An Irish-led business that has technology that can break down plastic packaging waste such as takeaway containers, disposable cups and nappies, has secured a near $100 million (€85.3 million) agreement with a Taiwanese company.
Irish man Niall Dunne, the chief executive of Polymateria, a London-headquartered start-up, said the partnership with Taiwan's Formosa Plastics is one of a number of multimillion-dollar deals the company expects to conclude with big petrochemical manufacturers in the coming months and year.
Founded in 2015, and based at Imperial College, London, Polymateria has developed what it calls a “biotransformation technology” that can cause plastics to decompose into a wax-like substance that gets digested naturally by microbes. Unlike other processes, products developed with Polymateria’s solution leave no microplastics.

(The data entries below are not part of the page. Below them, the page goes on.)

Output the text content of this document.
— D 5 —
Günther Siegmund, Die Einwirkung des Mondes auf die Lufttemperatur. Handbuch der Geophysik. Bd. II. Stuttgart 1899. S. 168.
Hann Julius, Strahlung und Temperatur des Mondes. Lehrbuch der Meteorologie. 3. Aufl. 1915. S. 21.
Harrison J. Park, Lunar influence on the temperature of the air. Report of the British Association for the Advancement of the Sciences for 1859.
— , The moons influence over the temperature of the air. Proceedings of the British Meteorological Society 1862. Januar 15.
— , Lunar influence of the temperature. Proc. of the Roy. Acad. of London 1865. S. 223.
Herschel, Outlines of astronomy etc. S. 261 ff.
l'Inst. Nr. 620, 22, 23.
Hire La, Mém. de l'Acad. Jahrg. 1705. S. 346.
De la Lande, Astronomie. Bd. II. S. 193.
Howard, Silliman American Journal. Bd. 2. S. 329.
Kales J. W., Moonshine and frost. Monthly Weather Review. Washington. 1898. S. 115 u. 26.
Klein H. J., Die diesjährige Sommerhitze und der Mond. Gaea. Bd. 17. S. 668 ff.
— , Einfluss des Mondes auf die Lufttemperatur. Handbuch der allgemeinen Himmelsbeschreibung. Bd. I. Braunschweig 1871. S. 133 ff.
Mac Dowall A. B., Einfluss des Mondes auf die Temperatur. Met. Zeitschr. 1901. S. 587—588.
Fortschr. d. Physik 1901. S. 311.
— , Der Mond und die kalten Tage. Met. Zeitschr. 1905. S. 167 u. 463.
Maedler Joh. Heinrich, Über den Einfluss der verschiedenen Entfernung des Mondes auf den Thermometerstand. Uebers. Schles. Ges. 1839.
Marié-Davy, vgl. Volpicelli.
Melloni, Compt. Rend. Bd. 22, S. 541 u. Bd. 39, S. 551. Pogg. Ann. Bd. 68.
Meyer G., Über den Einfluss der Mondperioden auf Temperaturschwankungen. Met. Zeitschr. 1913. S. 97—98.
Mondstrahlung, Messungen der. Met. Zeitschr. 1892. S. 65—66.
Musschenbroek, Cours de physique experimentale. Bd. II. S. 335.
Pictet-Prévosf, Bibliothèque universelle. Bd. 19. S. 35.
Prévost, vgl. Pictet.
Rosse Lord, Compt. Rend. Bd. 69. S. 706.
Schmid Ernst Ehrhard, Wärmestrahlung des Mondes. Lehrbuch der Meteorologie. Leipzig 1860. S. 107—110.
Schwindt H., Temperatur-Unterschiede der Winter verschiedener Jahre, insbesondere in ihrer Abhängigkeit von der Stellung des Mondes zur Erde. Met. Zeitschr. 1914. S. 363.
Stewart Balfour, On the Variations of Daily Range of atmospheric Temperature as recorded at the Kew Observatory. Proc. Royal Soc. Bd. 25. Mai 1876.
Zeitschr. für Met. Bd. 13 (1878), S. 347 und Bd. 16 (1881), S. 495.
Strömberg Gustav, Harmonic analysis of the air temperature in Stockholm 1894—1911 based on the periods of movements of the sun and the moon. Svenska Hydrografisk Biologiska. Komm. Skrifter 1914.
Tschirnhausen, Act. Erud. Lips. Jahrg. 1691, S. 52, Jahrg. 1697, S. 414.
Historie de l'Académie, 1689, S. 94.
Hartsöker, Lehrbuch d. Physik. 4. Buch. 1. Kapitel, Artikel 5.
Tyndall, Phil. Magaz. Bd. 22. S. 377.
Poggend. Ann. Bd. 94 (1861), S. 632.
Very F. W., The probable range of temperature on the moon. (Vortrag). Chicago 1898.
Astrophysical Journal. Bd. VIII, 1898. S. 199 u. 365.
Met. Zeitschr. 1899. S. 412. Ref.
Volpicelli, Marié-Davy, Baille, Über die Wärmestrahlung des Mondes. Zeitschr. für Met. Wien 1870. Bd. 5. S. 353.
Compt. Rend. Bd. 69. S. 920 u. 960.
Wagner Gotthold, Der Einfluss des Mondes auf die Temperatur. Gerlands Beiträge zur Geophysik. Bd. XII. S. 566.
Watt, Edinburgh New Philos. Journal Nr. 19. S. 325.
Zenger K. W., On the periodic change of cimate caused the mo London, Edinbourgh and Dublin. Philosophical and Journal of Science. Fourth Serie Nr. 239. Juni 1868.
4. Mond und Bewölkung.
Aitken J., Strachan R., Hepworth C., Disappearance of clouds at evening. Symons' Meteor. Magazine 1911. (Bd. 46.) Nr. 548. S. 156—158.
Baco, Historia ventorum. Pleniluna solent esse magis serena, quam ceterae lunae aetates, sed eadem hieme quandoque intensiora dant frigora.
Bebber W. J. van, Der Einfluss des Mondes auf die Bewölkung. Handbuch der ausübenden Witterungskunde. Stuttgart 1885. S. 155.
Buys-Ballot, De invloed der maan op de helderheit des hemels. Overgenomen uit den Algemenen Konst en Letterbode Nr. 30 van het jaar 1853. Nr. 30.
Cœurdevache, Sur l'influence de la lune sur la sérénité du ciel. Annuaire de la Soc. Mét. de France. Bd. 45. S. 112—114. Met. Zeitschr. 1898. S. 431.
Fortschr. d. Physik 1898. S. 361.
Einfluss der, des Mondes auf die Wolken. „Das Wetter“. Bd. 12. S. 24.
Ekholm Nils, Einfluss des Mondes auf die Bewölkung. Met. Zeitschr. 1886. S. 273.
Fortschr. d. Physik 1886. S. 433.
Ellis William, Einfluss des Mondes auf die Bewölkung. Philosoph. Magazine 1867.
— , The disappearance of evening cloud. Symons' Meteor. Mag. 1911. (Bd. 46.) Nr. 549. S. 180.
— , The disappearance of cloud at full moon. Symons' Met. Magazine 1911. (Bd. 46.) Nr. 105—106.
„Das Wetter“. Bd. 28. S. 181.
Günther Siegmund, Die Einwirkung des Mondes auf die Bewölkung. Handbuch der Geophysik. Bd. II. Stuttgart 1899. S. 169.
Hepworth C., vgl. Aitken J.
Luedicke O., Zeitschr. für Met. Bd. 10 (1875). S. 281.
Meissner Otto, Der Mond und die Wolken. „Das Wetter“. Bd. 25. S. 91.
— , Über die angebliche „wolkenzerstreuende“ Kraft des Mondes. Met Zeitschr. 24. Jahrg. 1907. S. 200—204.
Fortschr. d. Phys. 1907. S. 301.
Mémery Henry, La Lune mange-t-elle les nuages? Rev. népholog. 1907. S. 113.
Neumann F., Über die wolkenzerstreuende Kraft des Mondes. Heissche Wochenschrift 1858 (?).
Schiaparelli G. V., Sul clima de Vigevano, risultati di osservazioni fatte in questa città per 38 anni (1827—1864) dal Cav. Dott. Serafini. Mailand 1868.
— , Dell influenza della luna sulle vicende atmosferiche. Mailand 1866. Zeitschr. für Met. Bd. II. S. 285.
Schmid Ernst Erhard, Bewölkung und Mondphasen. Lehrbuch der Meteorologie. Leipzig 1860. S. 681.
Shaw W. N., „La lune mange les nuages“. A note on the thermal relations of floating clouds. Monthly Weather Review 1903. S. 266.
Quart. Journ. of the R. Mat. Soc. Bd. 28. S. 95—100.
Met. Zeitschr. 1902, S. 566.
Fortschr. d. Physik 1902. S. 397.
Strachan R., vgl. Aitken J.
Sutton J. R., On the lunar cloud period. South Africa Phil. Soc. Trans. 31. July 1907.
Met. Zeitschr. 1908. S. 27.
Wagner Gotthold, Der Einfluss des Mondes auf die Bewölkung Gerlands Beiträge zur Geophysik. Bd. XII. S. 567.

The company is primarily focused on so-called “fugitive plastic” comprised of waste materials, such as carrier bags and bubble wrap, that often don’t get recycled or disposed of in landfill. This accounts for almost a third of all plastic produced, and as much as 80 per cent of it ends up in oceans.
It is estimated that some 2.1 billion tonnes of fugitive plastic will be in circulation by 2050, with Mr Dunne saying action is needed to ensure that as much of this as possible can be made fully biodegradable in the natural environment.
The company’s deal with Formosa Plastics, the world’s fifth largest chemical company by sales, sees its additive being added to products during the manufacturing process.
Decompose
Mr Dunne said plastics treated with Polymateria’s additives can decompose in as little as 226 days for polyethylene-based products, and 336 days for polypropylene ones.
Having raised £15 million (€17.5 million) at a valuation of £110 million last year, Polymateria is now targeting a £20 million Series B round, which would value the company at £200 million.
“We’re looking to focus on just two or three big industry players to come in and help us set up for success and deliver the type of volumes at the scale required. I expect potential investors will be mostly industry, with the possibility of one or two funds also coming in alongside them,” the Dubliner said.
Mr Dunne, who hails from Glenageary, says he has no doubt Polymateria will become a clean tech "unicorn", a status awarded to privately-owned companies valued at $1 billion or more.
“We’re already thinking about Series C and D and are very close to players like the investment banking group Jefferies. We have great support and the fact is the world really needs to see businesses like ours that are coming through and solving problems but also being commercially successful,” he said.
Earlier this year, Polymateria was named as a World Economic Forum tech pioneer for 2021 on account of the company’s contribution to tackling plastic pollution. Mr Dunne says he wants Polymateria to be “the Tesla of the plastics sector”.
Innovation
“The whole space is ripe for innovation because the plastic industry has not really been pushed to change to the extent that maybe energy or transportation has,” he said.
“In all honesty, it is probably only since 2017 when David Attenborough really focused attention on the impact of plastics in our oceans that producers have been pushed to do anything concrete about it.
“The response has largely been to go after low hanging fruit, such as recycling, where they turn it into another material. But we’re set up to address the bigger problem, which is when the plastics go beyond their world and out into our environment, where it is much harder to address,” Mr Dunne said.